How much smoother would life be if some of the small irritants disappeared and were never given another thought?

Passwords.  Can we talk about passwords.   Am I the only person who has issue with this?  10 accounts that I would prefer have the same password, keep checking and making me 'update' them for 'my safety.'  Even with noting the new one, I still routinely get locked out and have to come up with yet another password.  I have nothing sensitive and prefer NO password at all.  We have not had our identity stolen since before all this mess started.  Please.  Don't protect me.

Could just once could I rip off Saran Wrap or Tin Foil with a clean line and NOT cut my finger on that stupid metal strip that is barely fastened down.  A bleeding digit doesn't do much to aid my mood while attempting  to be a domestic goddess.

You know what else would help?  How about if we talked about books with the same fire as everybody droning on about Game of Thrones.  Geesh!  Next time someone asks you if you watch Game of Thrones, bore the life out of them with your current reading list.  Works every time.

Two lines of service open at the grocery store and 10 lines for self serve.  No, I don't want to serve myself unless there is a sizable discount for my scanning efforts.  I never once have gotten thru the process without a person coming over to void something.  I say we all revolt and make this madness stop.

The fact that my various (9!) hair appliances do not have retractable cords and no matter how carefully I wrap them up, the irons and such lay in a giant jumble at the bottom of the drawer.  Please-this seems to be a reasonably easy fix.

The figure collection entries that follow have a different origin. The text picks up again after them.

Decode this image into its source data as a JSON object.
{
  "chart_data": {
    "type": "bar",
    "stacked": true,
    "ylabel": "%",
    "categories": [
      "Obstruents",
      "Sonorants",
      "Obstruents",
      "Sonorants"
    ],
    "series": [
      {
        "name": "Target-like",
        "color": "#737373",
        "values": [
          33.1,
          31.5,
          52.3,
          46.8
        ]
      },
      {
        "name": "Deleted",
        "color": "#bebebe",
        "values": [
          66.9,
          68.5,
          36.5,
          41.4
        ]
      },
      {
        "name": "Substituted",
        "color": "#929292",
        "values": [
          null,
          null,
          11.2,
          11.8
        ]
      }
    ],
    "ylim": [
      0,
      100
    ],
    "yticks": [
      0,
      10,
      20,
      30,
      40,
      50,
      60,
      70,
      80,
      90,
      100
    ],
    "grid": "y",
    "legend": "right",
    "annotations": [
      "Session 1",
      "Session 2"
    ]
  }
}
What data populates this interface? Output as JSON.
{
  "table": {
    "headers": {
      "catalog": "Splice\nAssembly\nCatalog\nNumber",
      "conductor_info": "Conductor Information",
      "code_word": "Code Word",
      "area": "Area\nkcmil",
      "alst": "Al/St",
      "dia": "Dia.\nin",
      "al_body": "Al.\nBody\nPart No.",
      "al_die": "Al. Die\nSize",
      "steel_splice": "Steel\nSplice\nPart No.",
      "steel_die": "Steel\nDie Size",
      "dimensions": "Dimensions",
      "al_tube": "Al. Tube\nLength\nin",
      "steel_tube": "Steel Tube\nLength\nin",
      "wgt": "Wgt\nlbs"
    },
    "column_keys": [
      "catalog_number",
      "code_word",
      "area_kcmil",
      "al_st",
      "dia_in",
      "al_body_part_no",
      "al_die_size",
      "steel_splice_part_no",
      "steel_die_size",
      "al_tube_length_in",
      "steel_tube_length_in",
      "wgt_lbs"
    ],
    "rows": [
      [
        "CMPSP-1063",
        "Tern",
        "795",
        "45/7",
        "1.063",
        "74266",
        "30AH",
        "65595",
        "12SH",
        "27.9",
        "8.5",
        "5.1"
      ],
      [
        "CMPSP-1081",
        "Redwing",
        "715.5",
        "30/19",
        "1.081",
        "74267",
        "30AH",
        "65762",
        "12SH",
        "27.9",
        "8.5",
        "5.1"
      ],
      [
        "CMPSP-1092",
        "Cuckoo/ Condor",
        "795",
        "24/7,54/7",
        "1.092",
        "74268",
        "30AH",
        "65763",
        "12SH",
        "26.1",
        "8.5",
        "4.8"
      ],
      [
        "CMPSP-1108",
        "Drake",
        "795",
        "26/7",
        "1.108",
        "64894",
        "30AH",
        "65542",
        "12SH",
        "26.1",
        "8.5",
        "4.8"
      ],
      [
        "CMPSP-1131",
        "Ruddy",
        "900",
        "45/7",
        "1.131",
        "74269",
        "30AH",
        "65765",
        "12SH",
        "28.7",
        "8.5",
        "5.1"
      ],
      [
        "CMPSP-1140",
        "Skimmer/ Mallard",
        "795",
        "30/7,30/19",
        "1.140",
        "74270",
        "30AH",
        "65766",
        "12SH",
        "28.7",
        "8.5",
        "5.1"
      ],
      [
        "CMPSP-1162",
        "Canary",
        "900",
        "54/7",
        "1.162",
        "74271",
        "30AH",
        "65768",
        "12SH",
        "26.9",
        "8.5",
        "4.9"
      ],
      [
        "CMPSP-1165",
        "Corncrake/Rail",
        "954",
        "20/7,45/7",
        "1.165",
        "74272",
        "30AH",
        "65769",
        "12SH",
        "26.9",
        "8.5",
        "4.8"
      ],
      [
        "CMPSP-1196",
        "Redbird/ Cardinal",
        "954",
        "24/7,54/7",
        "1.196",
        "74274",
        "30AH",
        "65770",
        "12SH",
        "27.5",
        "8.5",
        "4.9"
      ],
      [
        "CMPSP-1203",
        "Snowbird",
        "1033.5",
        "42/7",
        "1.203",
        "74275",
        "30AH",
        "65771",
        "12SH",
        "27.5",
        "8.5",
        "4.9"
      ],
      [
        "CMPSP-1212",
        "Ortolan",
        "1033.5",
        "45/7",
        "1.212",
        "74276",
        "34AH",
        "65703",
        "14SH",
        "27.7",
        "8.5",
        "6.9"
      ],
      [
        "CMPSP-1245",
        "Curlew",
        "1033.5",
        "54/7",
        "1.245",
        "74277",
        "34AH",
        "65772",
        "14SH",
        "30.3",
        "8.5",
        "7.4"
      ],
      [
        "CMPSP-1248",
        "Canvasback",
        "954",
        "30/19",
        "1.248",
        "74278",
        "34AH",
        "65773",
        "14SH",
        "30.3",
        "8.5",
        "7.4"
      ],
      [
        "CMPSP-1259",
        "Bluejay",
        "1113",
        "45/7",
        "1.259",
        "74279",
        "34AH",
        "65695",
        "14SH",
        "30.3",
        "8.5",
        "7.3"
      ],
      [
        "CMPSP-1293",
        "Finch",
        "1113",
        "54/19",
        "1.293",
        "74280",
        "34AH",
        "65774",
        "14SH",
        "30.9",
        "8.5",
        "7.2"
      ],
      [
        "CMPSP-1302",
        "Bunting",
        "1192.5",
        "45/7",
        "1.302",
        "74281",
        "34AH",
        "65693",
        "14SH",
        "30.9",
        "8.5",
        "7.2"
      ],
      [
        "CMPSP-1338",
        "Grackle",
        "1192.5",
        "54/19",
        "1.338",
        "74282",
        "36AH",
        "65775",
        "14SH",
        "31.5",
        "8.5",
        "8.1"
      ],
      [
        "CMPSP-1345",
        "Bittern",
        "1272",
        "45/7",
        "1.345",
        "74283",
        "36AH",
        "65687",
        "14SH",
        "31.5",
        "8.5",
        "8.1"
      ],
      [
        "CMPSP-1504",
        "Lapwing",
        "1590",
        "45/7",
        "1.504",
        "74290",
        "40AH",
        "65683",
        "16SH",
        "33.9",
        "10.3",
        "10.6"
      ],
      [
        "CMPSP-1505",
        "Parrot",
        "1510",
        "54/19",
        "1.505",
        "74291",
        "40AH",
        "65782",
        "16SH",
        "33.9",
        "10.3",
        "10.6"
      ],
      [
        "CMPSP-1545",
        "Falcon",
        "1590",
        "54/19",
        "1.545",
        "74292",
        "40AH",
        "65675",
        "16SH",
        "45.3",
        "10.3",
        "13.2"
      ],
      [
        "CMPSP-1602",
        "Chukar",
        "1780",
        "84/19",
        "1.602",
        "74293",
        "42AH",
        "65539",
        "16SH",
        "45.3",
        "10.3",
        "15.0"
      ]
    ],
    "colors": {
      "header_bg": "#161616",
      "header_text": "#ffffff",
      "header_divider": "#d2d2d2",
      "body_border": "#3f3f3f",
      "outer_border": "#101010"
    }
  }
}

By now you are thinking that I need a nap and/or a glass of w(h)ine.  And you would be correct.
See you next week when I don't have the Rainy Days and Mondays crabbiness.

Monday, June 3, 2019

Into the Mystic...

My precious Son.

Dane Jacobs
6-6-1983 to 6-5-2014

Hark, now hear the sailors cry
Smell the sea and feel the sky
Let your soul and spirit fly
into the mystic.

I love and miss you every minute with every breath I take.
All love, till we are together again.